Minggu, 10 Sepember 2017 | 06:06 WIB

   Semarang- Rumah Duta Revolusi Mental (RDRM) Kota Semarang mengadakan agenda penyusunan SOP Keadilan Restoratif Berbasis Sekolah di Kota Semarang. Agenda yang diadakan dalam bentuk FGD (Focus Group Discusion) tersebut mengundang berbagai stakeholder di kota semarang , antara lain: pakar pendidikan, pakah hukum, Praktisi, guru BK, Kepolisian, Bapas. Kegiatan ini dilaksanakan pada tanggal 29 sampai 30 Maret 2017 dan mengambil lokasi  di Hotel NEO Semarang.

 

  Dalam sambutannya, Kepala Bidang Dinas Pemberdayaan perempuan Kota Semarang Drs. Budi Satmoko Aji mengatakan, “penyusunan SOP keadilan restoratif berbasis sekolah di Kota Semarang ini kedepannya sangat berguna bagi bapak ibu guru dalam menyelesaikan perkara anak, baik anak yang menjadi pelaku maupun korban tindak pidana”.

 

   “Para peserta didik yang masih dalam usia produktif dan tersangkut persoalan pidana, seharusnya memang harus diselesaikan melalui jalur Diversi, apakah akan dikembalikan kepada orang taunya, maupun diberikan sanksi yang lainnya, bukan sanksi pemidanaan atau penjara”, ujarnya

 

   Pemerintah Kota Semarang sangat peduli atas nasib tumbuh berkembang anak di Kota Semarang, khususnya perlindungan terhadap anak-anak yang menjadi pelaku maupun korban tindak pidana, sehingga kota semarang bisa menjadi kota layak anak”, tandasnya.

 

   Sementara itu, dalam pemaparan materi  keadilan restoratif yang disampaikan oleh Dr.

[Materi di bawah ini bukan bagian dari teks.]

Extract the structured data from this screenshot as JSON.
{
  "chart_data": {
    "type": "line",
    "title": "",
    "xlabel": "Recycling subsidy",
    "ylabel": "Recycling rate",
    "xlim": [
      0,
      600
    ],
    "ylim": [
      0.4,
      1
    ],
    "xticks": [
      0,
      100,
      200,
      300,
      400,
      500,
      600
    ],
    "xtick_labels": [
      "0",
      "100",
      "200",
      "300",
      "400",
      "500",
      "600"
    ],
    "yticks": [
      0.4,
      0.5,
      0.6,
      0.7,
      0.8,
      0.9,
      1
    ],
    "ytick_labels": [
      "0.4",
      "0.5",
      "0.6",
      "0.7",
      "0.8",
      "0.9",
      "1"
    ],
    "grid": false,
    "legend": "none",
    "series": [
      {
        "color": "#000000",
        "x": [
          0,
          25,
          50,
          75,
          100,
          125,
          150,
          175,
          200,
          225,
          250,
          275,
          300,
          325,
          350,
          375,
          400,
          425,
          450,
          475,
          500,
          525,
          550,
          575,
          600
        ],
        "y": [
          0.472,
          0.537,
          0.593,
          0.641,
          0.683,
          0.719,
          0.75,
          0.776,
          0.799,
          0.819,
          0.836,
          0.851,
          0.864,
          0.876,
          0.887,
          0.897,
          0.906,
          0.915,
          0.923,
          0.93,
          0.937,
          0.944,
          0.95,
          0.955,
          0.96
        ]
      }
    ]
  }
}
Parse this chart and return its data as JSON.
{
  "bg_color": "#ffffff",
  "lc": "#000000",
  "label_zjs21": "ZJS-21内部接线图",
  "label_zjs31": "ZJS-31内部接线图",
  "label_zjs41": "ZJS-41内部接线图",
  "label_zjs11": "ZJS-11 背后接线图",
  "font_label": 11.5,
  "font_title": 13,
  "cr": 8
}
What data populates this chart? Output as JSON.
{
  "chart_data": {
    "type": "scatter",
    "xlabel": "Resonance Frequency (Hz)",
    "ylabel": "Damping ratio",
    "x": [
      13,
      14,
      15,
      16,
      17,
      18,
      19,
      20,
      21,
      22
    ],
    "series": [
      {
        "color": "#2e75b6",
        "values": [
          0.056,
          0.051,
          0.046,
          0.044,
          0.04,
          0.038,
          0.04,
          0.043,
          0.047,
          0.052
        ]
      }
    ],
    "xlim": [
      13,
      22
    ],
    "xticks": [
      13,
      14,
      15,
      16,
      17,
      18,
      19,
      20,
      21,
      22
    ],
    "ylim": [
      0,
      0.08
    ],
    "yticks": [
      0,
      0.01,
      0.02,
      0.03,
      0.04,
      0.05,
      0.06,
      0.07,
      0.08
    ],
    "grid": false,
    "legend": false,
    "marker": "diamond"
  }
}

Muhammad Junaidi, S.Hi.,MH, menyampaikan bahwa “subtansi keadilan restoratif  adalah untuk pemulihan hubungan, bukan bersifat hukuman para pelaku kriminal memikul tanggung jawab atas kekeliruan dan memperbaikinya dengan sejumlah cara. Melalui proses komunikasi yang terbuka dan langsung, antara korban dan pelaku kriminal, ia berpotensi untuk mengubah cara berhubungan satu sama lain”.

 

    “Perbaikan, bukanlah tentang memperoleh kemenangan, atau menerima kekalahan, tudingan atau pembalasan dendam namun tentang Keadilan”, jelas Junaidi yang merupakan dosen Fakultas Hukum Universitas Semarang ini.

 

    Sementara itu pemateri kedua Putri Marlenny P, S.Psi, M.Psi, Psikolog Dosen Psikologi Klinis dari Fakultas Psikologi dan Kesehatan UIN Walisongo Semarang, dalam pemaparannya menyampaikan bahwa “Penerapan keadilan restoratif berbasis sekolah dapat menciptakan solusi terbaik bagi pelaku pelanggar hukum, dimana pelaku akan mampu untuk memenuhi tanggungjawabnya terhadap korban karena berdasar kesepakatan bersama. Selain itu, korban akan merasakan upaya perbaikan atau pemulihan kondisi yang sesuai dengan  kebutuhan dan harapannya".

 

   “Salah satu bentuk dari keadilan restoratif berbasis sekolah, yakni justice circle, dimana pertemuan yang dihadiri oleh korban, pelaku, pihak keluarga dari masing-masing, dan pihak sekolah sebagai fasilitator”, urainya.

 

    Putri juga menambahkan “prasyarat penerapan keadilan restoratif berbasis sekolah antara lain: Pihak manajemen dan administrasi sekolah memberikan dukungan penuh dan positif terhadap para murid sehingga murid merasa nyaman dalam lingkungan sekolah juga danya kerjasama yang sinergis dan mutual antara para guru, murid, orangtua murid, danprofessional helpers seperti psikolog, dokter, psikiater, kepolisian, dan lain-lain”.

 

   “Kami sangat mengharapkan sumbangsing pemikiran, saran, masukan dari para stekholder kota semarang, dalam FGD untuk penyusunan SOP keadilan restoratif berbasis sekolah, sehingga dapat menghasilkan sebuah standar dalam penyelesaian kasus anak di Kota Semarang”, pungkasnya. (RDRM)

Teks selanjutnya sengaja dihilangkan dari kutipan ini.